Глава 41 Из дневника Сина
Смолкла, наконец, эта невыносимая музыка, и закончился этот бесконечный, длинной в полжизни, танец. Птица вернулась грустной и спокойной. Ничего, недолго еще осталось, а потом мы будем далеко. Она сказала, что хочет попрощаться с ребятами. Обняла Тедди. Он, бедняга чуть не расплакался. Ждал, что и Елка ему на шею кинется. Ну да, как же! Когда Йойо рядом, она и смотреть ни на кого не станет. Сам Йойо был радостный, шутил и улыбался. Птица его тоже обняла. Я слышал, как на ухо прошептала, чтобы присмотрел здесь за этим дурачком. Имя не назвала. Да и так понятно. Сердце опять сдавило болью. Скорей бы уйти. Йойо закивал, конечно, говорит, присмотрю, в оба глаза. Не волнуйся, все нормально будет, я его не оставлю. Думали, небось, что я не слышу. Хотя, пусть их, еще пару часов потерпеть и все. Уже и вещи собрали, и документы. Когда этот торчать не будет рядом, я все сделаю, чтобы она забыла его, чтобы не пожалела о своем выборе. Глаза бы здесь уже ни на что не глядели. Тедди только жалко. Привык я к нему, хоть, и зануда он, конечно, редкостный. Кому он тут нужен будет. Хотел сначала с собой позвать, да передумал. Лучше, если ничто не напомнит… Потом мы ушли, она сама попросила. А в комнате, когда вдвоем остались, совсем сникла. Села, голову опустила, так что лица не разглядеть и молчит. Я ее обнял и говорю:
— Что ты хочешь, чтобы я для тебя сделал?
— Помирись с Хьюстоном…
Тихо так сказала, я едва расслышал, и снова замолчала. Приплыли, называется. Мирись-мирись и больше не дерись.
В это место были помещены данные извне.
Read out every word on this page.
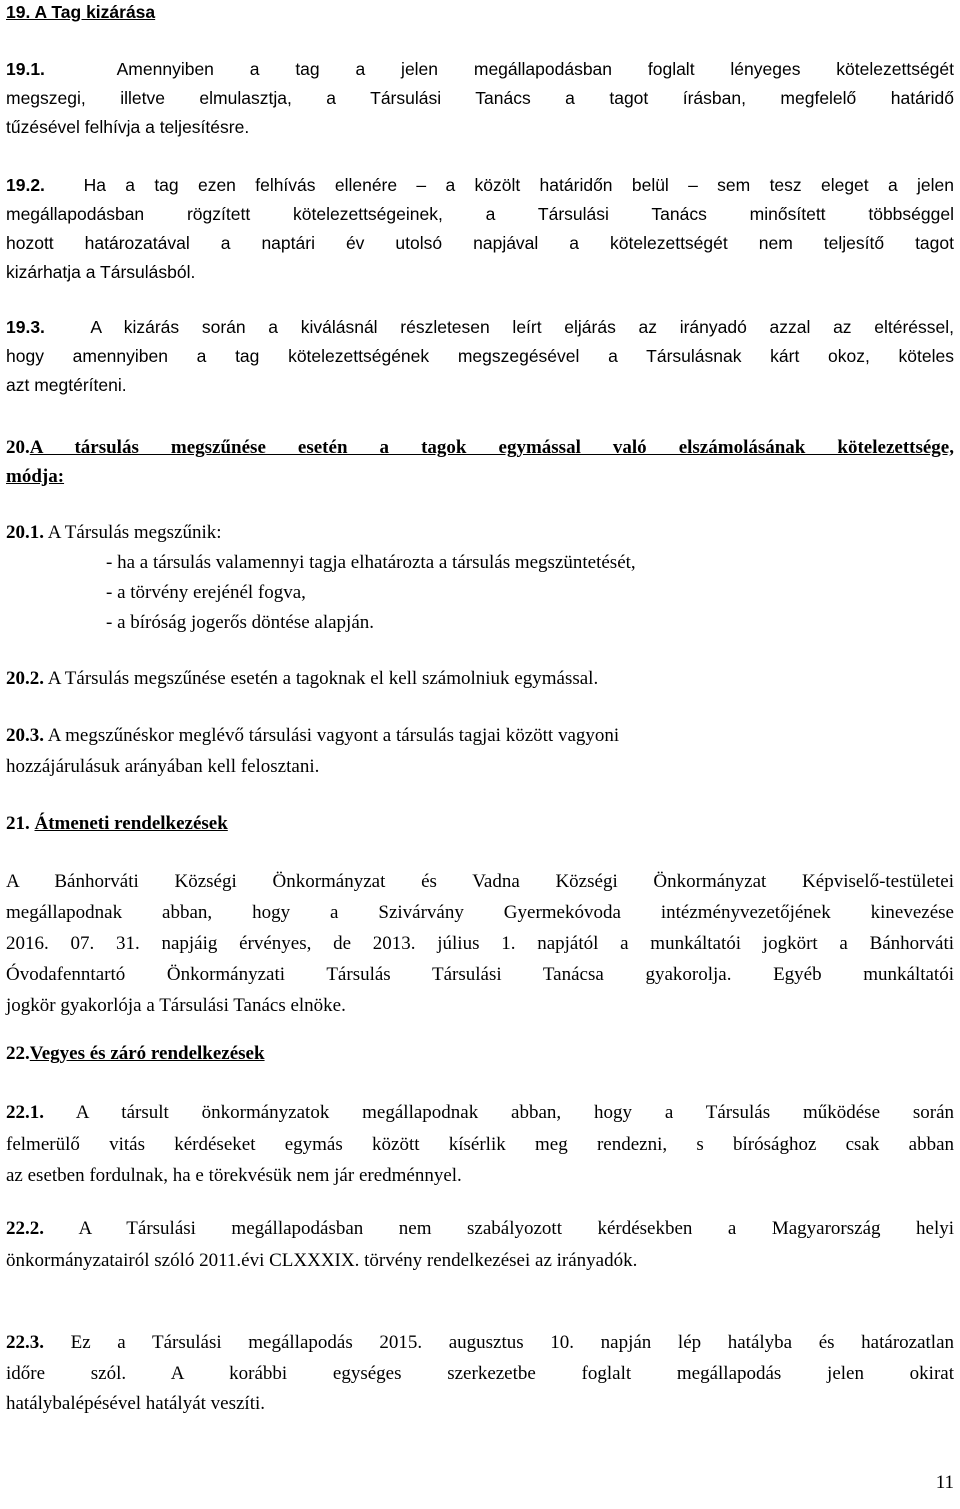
19. A Tag kizárása
19.1.	Amennyiben a tag a jelen megállapodásban foglalt lényeges kötelezettségét
megszegi, illetve elmulasztja, a Társulási Tanács a tagot írásban, megfelelő határidő
tűzésével felhívja a teljesítésre.
19.2. Ha a tag ezen felhívás ellenére – a közölt határidőn belül – sem tesz eleget a jelen
megállapodásban rögzített kötelezettségeinek, a Társulási Tanács minősített többséggel
hozott határozatával a naptári év utolsó napjával a kötelezettségét nem teljesítő tagot
kizárhatja a Társulásból.
19.3.	A kizárás során a kiválásnál részletesen leírt eljárás az irányadó azzal az eltéréssel,
hogy amennyiben a tag kötelezettségének megszegésével a Társulásnak kárt okoz, köteles
azt megtéríteni.
20.A társulás megszűnése esetén a tagok egymással való elszámolásának kötelezettsége,
módja:
20.1. A Társulás megszűnik:
- ha a társulás valamennyi tagja elhatározta a társulás megszüntetését,
- a törvény erejénél fogva,
- a bíróság jogerős döntése alapján.
20.2. A Társulás megszűnése esetén a tagoknak el kell számolniuk egymással.
20.3. A megszűnéskor meglévő társulási vagyont a társulás tagjai között vagyoni
hozzájárulásuk arányában kell felosztani.
21. Átmeneti rendelkezések
A Bánhorváti Községi Önkormányzat és Vadna Községi Önkormányzat Képviselő-testületei
megállapodnak abban, hogy a Szivárvány Gyermekóvoda intézményvezetőjének kinevezése
2016. 07. 31. napjáig érvényes, de 2013. július 1. napjától a munkáltatói jogkört a Bánhorváti
Óvodafenntartó Önkormányzati Társulás Társulási Tanácsa gyakorolja. Egyéb munkáltatói
jogkör gyakorlója a Társulási Tanács elnöke.
22.Vegyes és záró rendelkezések
22.1. A társult önkormányzatok megállapodnak abban, hogy a Társulás működése során
felmerülő vitás kérdéseket egymás között kísérlik meg rendezni, s bírósághoz csak abban
az esetben fordulnak, ha e törekvésük nem jár eredménnyel.
22.2. A Társulási megállapodásban nem szabályozott kérdésekben a Magyarország helyi
önkormányzatairól szóló 2011.évi CLXXXIX. törvény rendelkezései az irányadók.
22.3. Ez a Társulási megállapodás 2015. augusztus 10. napján lép hatályba és határozatlan
időre szól. A korábbi egységes szerkezetbe foglalt megállapodás jelen okirat
hatálybalépésével hatályát veszíti.
11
Зачем только спросил. Может сделать вид, что не расслышал. Да нет, не пойдет. Сам, ведь, спросил, так что уж теперь. Ай, ладно, попробую. Хоть и очень не хотелось мне его снова видеть, а уж тем более мириться. Как Птица себе это представляет интересно. После всего, что между нами было. Да и он, я думаю, не в восторге от моих мирных инициатив будет. До мордобоя у нас, надеюсь, не дойдет. Не хотелось бы напоследок все испортить, но и на братанье можно не рассчитывать. При обоюдном нежелании сторон. Только понял еще, что она одна побыть хочет. Хорошо, говорю, как скажешь. И пошел к Хьюстону, как обещал. Хотя мог и не ходить, посидеть, покурить с ребятами, а ей сказать, все прошло, лучше не придумаешь: обнялись и прослезились. Да только не сволочь же я в самом деле.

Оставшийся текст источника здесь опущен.